Some dates are embedded in our memory, sharp and crisp, while others catch us unawares. This morning, the signs were there ~ an uneasy night’s sleep, the daffodils with their sunny faces catching the early February sun, my morning devotions with the reminder that today is the death date of Martin Luther, who died in 1546. Then it dawned on me. Today is the anniversary of my father’s death. It’s been twelve years.
I wrote something about my father’s last hours many years ago and am reposting it here.
In the still, inky hours between midnight and dawn, my father lay dying. Unable to speak or move, struggling for breath, his vital organs shutting down, he lay there succumbing to the ravages of a severe stroke and pneumonia.
It is difficult to reconcile this image with the one that is before me now. I am looking at a framed photo of the two of us taken some time before my first trip to Africa in 2006. We are sitting side-by-side, leaning into each other with smiles of contentment, not knowing what the years to come would bring each of us. As it turned out, I would venture out making treks across the continents, while he moved across two state lines. I would witness suffering beyond suffering in Kenya and Sudan. He would begin that slow decline that comes with age and debilitating diseases–a decline that brings suffering of body and soul.

A much younger Pamela and her father, Louis “Spike” Boehle, 2005
It was our shared suffering that brought us closer.

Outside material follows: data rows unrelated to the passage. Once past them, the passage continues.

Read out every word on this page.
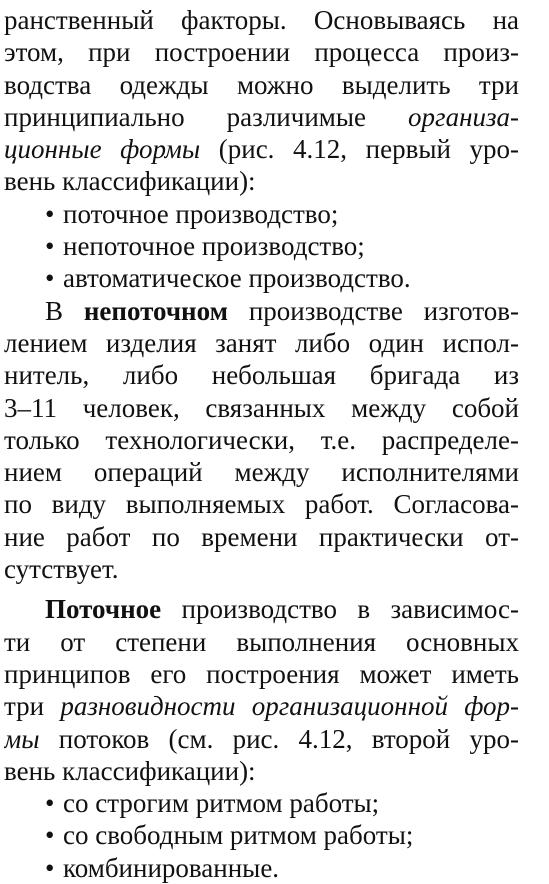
ранственный факторы. Основываясь на
этом, при построении процесса произ-
водства одежды можно выделить три
принципиально различимые организа-
ционные формы (рис. 4.12, первый уро-
вень классификации):
• поточное производство;
• непоточное производство;
• автоматическое производство.
В непоточном производстве изготов-
лением изделия занят либо один испол-
нитель, либо небольшая бригада из
3–11 человек, связанных между собой
только технологически, т.е. распределе-
нием операций между исполнителями
по виду выполняемых работ. Согласова-
ние работ по времени практически от-
сутствует.
Поточное производство в зависимос-
ти от степени выполнения основных
принципов его построения может иметь
три разновидности организационной фор-
мы потоков (см. рис. 4.12, второй уро-
вень классификации):
• со строгим ритмом работы;
• со свободным ритмом работы;
• комбинированные.
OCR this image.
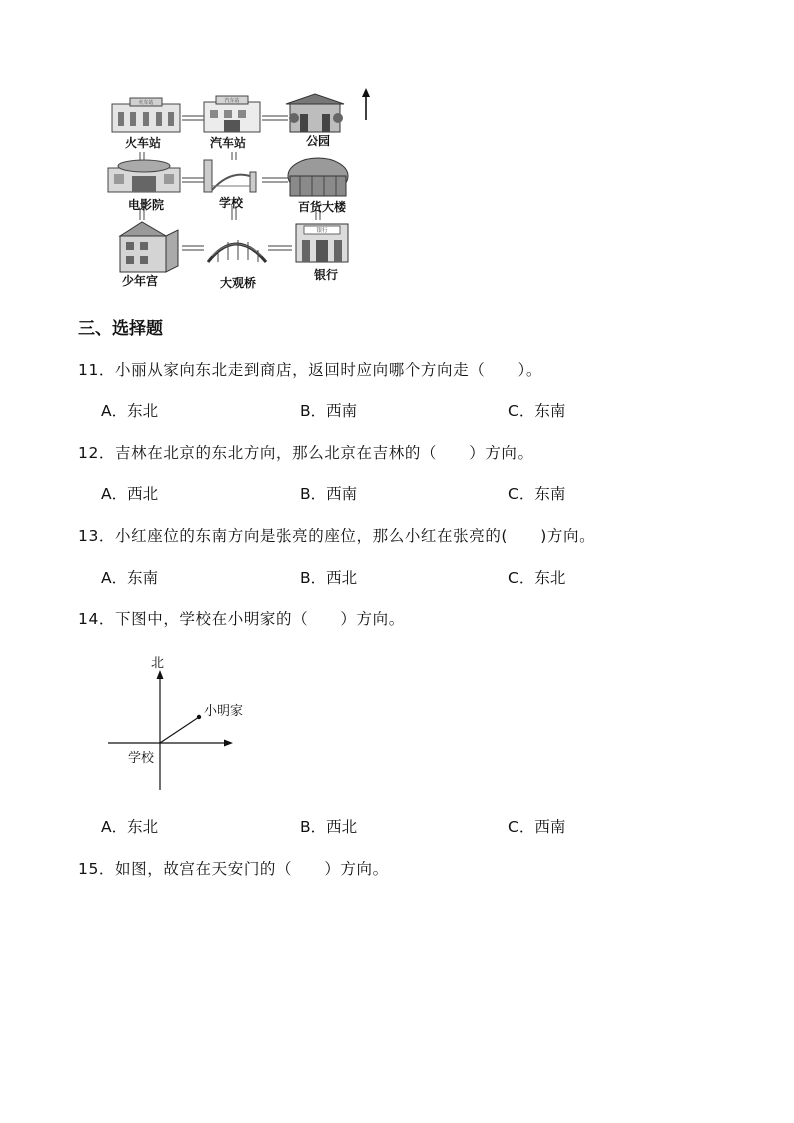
火车站	汽车站
银行
火车站	汽车站	公园
电影院	学校	百货大楼
少年宫	大观桥
银行
三、选择题
11．小丽从家向东北走到商店，返回时应向哪个方向走（　　）。
A．东北	B．西南	C．东南
12．吉林在北京的东北方向，那么北京在吉林的（　　）方向。
A．西北	B．西南	C．东南
13．小红座位的东南方向是张亮的座位，那么小红在张亮的(　　)方向。
A．东南	B．西北	C．东北
14．下图中，学校在小明家的（　　）方向。
北
小明家
学校
A．东北	B．西北	C．西南
15．如图，故宫在天安门的（　　）方向。
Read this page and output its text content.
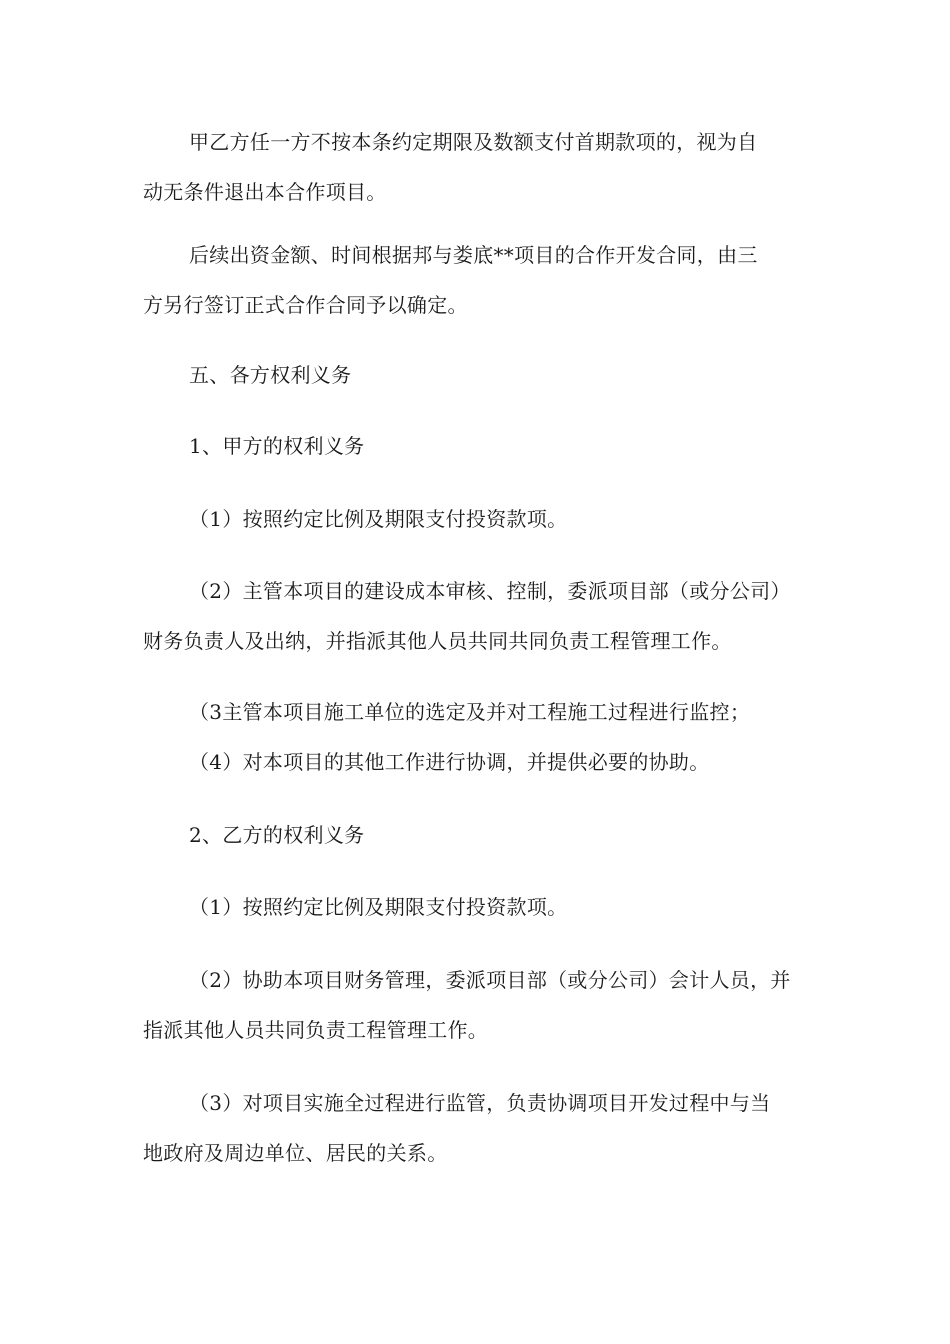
甲乙方任一方不按本条约定期限及数额支付首期款项的，视为自
动无条件退出本合作项目。
后续出资金额、时间根据邦与娄底**项目的合作开发合同，由三
方另行签订正式合作合同予以确定。
五、各方权利义务
1、甲方的权利义务
（1）按照约定比例及期限支付投资款项。
（2）主管本项目的建设成本审核、控制，委派项目部（或分公司）
财务负责人及出纳，并指派其他人员共同共同负责工程管理工作。
（3主管本项目施工单位的选定及并对工程施工过程进行监控；
（4）对本项目的其他工作进行协调，并提供必要的协助。
2、乙方的权利义务
（1）按照约定比例及期限支付投资款项。
（2）协助本项目财务管理，委派项目部（或分公司）会计人员，并
指派其他人员共同负责工程管理工作。
（3）对项目实施全过程进行监管，负责协调项目开发过程中与当
地政府及周边单位、居民的关系。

We journeyed along suffering’s way absorbing her lessons of brokenness, leading us to the places of vulnerability and compassion. In this shared space, we spoke of essential things: Love, Christ, joys, sorrows, fears, and desires.
On that February night when he lay dying, I lay sleeping, almost a thousand miles away. But he was not alone. Throughout the dark hours of that winter night, a hospice volunteer was sitting by his side. I think of it as sitting vigil, standing guard, being present, offering the gift of presence in the most tangible, concrete way possible. And it was this same volunteer who held the phone to my father’s ear so I could speak to him as he took his last breaths. In this sacred space, I spoke of essential things: Love, Christ, and my father’s imminent journey home. We prayed The Our Father, The Apostles’ Creed, the Psalms ~ familiar words of faith that had shaped us along the way.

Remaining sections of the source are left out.